# Jeong!!!!!!!!!



## 93blackSER (Feb 1, 2003)

change your damn sig. you arent funny. dont make me have to put something about you in mine. something about how you're a 15 year old loser that wont have a 240 for much longer. now run along and change your sig.


----------



## vsp3c (May 15, 2003)

a whole thread dedicated to me!!!! yay!!!!! 

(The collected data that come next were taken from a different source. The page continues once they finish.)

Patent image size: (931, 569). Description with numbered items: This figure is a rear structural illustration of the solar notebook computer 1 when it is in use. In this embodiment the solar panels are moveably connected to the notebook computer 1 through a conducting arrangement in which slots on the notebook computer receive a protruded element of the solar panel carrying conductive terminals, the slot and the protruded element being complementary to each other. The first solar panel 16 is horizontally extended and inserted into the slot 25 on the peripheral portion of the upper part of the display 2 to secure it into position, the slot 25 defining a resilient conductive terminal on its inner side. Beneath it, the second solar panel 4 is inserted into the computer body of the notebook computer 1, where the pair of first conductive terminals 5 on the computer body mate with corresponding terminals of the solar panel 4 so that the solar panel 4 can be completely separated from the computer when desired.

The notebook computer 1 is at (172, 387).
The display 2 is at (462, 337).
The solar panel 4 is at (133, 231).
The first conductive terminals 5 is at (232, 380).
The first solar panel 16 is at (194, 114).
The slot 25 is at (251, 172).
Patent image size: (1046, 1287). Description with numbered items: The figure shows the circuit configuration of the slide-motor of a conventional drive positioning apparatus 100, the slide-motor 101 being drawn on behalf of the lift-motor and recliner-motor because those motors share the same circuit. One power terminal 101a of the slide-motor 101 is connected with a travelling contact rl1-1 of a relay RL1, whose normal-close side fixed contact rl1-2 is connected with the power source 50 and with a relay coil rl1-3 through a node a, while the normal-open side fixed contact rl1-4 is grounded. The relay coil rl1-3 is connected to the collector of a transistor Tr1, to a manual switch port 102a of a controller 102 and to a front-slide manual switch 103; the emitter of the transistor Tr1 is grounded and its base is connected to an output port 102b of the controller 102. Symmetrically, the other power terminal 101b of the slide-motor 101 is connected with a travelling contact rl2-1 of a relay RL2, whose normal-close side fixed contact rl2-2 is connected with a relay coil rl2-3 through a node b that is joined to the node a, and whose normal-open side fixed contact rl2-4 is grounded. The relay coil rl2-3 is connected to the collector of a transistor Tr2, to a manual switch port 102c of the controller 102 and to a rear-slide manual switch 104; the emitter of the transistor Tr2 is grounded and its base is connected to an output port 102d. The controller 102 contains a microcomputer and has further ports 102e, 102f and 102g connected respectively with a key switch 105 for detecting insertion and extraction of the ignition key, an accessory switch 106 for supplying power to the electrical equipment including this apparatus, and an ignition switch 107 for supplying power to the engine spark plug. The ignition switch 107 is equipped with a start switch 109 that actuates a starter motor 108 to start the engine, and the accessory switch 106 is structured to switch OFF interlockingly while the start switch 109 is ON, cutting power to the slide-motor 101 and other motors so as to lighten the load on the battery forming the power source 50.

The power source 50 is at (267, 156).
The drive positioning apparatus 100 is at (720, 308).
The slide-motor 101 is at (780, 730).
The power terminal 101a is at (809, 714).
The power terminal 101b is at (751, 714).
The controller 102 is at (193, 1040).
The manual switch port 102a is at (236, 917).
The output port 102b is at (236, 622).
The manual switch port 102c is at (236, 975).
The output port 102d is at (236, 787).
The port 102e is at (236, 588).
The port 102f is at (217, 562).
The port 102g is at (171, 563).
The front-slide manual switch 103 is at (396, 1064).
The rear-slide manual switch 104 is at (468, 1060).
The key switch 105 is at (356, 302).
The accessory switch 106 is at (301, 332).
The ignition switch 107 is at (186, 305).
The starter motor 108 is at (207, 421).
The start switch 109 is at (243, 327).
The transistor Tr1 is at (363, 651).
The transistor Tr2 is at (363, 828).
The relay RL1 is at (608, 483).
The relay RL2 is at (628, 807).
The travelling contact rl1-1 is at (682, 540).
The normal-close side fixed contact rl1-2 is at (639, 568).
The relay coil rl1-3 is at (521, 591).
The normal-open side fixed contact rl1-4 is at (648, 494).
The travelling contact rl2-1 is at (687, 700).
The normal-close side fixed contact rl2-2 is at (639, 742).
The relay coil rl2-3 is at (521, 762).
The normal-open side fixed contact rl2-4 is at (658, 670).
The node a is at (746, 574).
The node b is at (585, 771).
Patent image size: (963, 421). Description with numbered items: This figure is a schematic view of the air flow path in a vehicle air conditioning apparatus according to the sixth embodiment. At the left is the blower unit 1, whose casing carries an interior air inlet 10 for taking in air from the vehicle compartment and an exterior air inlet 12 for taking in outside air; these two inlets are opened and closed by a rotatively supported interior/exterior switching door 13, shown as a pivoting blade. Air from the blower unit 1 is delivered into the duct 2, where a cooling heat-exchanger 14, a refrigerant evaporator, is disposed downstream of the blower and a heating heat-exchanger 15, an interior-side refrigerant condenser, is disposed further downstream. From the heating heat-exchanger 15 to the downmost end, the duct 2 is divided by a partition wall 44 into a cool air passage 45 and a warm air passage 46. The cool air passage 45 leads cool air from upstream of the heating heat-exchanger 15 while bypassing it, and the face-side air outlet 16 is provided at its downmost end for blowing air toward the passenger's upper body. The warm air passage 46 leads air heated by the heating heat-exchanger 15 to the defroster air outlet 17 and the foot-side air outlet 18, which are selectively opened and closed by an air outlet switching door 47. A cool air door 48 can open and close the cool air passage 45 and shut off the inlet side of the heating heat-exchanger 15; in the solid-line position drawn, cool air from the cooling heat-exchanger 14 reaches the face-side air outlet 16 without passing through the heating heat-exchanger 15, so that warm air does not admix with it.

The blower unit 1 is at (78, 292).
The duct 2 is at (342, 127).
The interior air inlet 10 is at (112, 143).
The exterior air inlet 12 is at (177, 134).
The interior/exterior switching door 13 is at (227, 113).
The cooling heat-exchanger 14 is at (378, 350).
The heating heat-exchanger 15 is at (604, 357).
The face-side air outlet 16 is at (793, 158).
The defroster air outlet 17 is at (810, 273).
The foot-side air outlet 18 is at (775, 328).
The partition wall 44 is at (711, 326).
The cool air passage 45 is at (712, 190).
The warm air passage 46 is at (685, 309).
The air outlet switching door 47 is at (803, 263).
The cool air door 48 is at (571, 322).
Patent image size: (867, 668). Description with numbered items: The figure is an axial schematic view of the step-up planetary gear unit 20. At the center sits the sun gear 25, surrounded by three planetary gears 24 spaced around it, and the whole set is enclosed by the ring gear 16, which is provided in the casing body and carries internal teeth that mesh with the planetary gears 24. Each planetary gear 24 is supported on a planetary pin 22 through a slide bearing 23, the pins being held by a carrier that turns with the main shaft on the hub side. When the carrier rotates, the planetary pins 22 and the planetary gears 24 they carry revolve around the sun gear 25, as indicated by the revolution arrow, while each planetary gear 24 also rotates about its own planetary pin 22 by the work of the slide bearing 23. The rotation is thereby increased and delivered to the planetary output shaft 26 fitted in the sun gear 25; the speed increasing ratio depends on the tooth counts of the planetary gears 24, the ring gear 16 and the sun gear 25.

i changed it.. but you can put something about me in ur sig if you would like


----------



## 93blackSER (Feb 1, 2003)

i figured i wouldnt bother jacking someone elses thread. and now we also have a useless thread. all stupid comments and arguements can go here.


----------



## vsp3c (May 15, 2003)

you could've revived some old thread 

btw..i don't like the new smilies.. they're all colorful =/ make us seem gay


----------



## drift240sxdragqueen (Oct 23, 2002)

this is why we have PM... :jump:


----------



## JeffForSale (Jun 12, 2003)

But who cares?
Lets whore it up ;D


----------



## OPIUM (Aug 18, 2002)

^^^ Wonder how long it is till you recieve a 24 hour bannination


----------



## drift240sxdragqueen (Oct 23, 2002)

its a picture so he can't


----------



## OPIUM (Aug 18, 2002)

Is that some sort of loop hole or something?


----------



## BlueBOB (Jan 29, 2003)

if only i were a supermod...

of course, I *DID* get to shoot JeffForSale AND drift this weekend...


----------